As universities founded before the Civil War grapple with their historical ties to slavery, Penn GSE associate professor Amalia Daché is leading efforts to study reparations and higher education through students’ eyes. Daché is a co-leader of Project SHARPE, a research initiative probing slavery history and reparations in post-secondary education through qualitative and quantitative work.
Short for “Slavery Histories and Reparations in Postsecondary Education,” the project is part of Daché’s work researching educational geographies of opportunity, the impact of slavery, and social activism. Daché and her project co-leader, Juan Carlos Garibay, founded Project SHARPE to “look at work of reparations and what campuses founded before the Civil War are doing to repair,” Daché explains. The initiative has received funding from the Spencer Foundation and the Russell Family Foundation.
Project SHARPE is currently surveying students of African descent from 11 universities over four years about their experiences on campus.
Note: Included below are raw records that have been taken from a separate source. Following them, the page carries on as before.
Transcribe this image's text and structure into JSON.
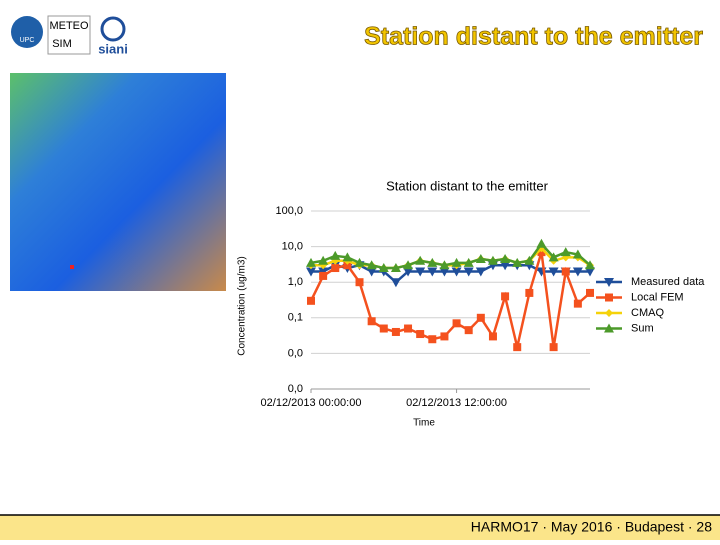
{
  "slide": {
    "title": "Station distant to the emitter",
    "footer": "HARMO17 · May 2016 · Budapest · 28",
    "logos": [
      "UPC",
      "METEO",
      "SIM",
      "siani"
    ]
  },
  "chart_data": {
    "type": "line",
    "title": "Station distant to the emitter",
    "y_label": "Concentration (ug/m3)",
    "x_label": "Time",
    "x": [
      0,
      1,
      2,
      3,
      4,
      5,
      6,
      7,
      8,
      9,
      10,
      11,
      12,
      13,
      14,
      15,
      16,
      17,
      18,
      19,
      20,
      21,
      22,
      23
    ],
    "xlim": [
      0,
      23
    ],
    "xticks": [
      {
        "value": 0,
        "label": "02/12/2013 00:00:00"
      },
      {
        "value": 12,
        "label": "02/12/2013 12:00:00"
      }
    ],
    "log_scale": true,
    "ylim": [
      0.001,
      100
    ],
    "yticks": [
      {
        "value": 0.001,
        "label": "0,0"
      },
      {
        "value": 0.01,
        "label": "0,0"
      },
      {
        "value": 0.1,
        "label": "0,1"
      },
      {
        "value": 1,
        "label": "1,0"
      },
      {
        "value": 10,
        "label": "10,0"
      },
      {
        "value": 100,
        "label": "100,0"
      }
    ],
    "grid": true,
    "legend": "right",
    "series": [
      {
        "name": "Measured data",
        "color": "#1f4e9a",
        "marker": "triangle-down",
        "values": [
          2,
          2,
          3,
          2.5,
          3,
          2,
          2,
          1,
          2,
          2,
          2,
          2,
          2,
          2,
          2,
          3,
          3,
          3,
          3,
          2,
          2,
          2,
          2,
          2
        ]
      },
      {
        "name": "Local FEM",
        "color": "#f4511e",
        "marker": "square",
        "values": [
          0.3,
          1.5,
          2.5,
          3,
          1,
          0.08,
          0.05,
          0.04,
          0.05,
          0.035,
          0.025,
          0.03,
          0.07,
          0.045,
          0.1,
          0.03,
          0.4,
          0.015,
          0.5,
          7,
          0.015,
          2,
          0.25,
          0.5
        ]
      },
      {
        "name": "CMAQ",
        "color": "#f5d20a",
        "marker": "diamond",
        "values": [
          3,
          3,
          4,
          4,
          3,
          3,
          2.5,
          2.5,
          3,
          4,
          3.5,
          3,
          3,
          3.5,
          4.5,
          4,
          4.5,
          3.5,
          4,
          9,
          4,
          5,
          5,
          3
        ]
      },
      {
        "name": "Sum",
        "color": "#4c9a2a",
        "marker": "triangle-up",
        "values": [
          3.5,
          4,
          5.5,
          5,
          3.5,
          3,
          2.5,
          2.5,
          3,
          4,
          3.5,
          3,
          3.5,
          3.5,
          4.5,
          4,
          4.5,
          3.5,
          4,
          12,
          5,
          7,
          6,
          3
        ]
      }
    ]
  }
}
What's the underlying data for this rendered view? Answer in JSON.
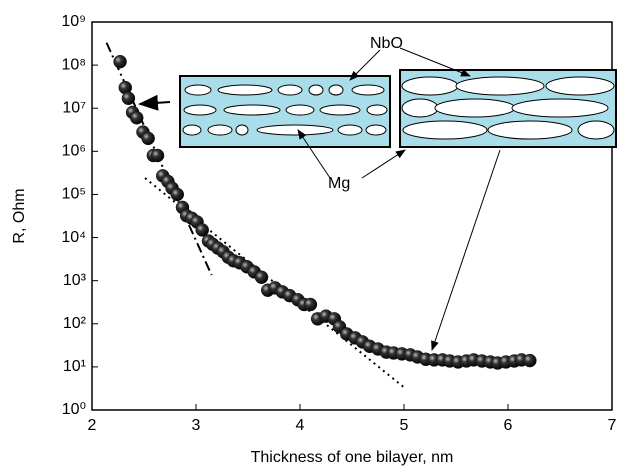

The team, which includes graduate and doctoral students, has also built a database of institutions nationwide documenting schools’ work on reparations based on published institutional website content.
Typically, reparations are a means to make amends for past wrongdoings and frequently involve financial payments. In the context of higher education, Daché says reparations are focused on creating and expanding knowledge, and sharing information on cultural, economic, and social ways a school is attempting to repair its past with intentional campus initiatives.
In 2024, Project SHARPE researchers will revisit five campuses and conduct focus groups for more detailed accounts. Daché expects accounts to vary widely based on a school’s location, the institutions’ efforts, and students’ African diasporic migratory backgrounds.
After surveying over a thousand students, Daché says that “our goal is to speak with 100 students across five campuses this fall that can represent a strong model, weaker, intermediate of engaging in reparations and showing how students are doing.”
To personalize the stories and lend a multimedia element, Project SHARPE researchers plan to reconnect in four years with 20 participants who joined as first-year students. The students will share their experiences with reparations at their schools and what—if anything—had changed during their tenure.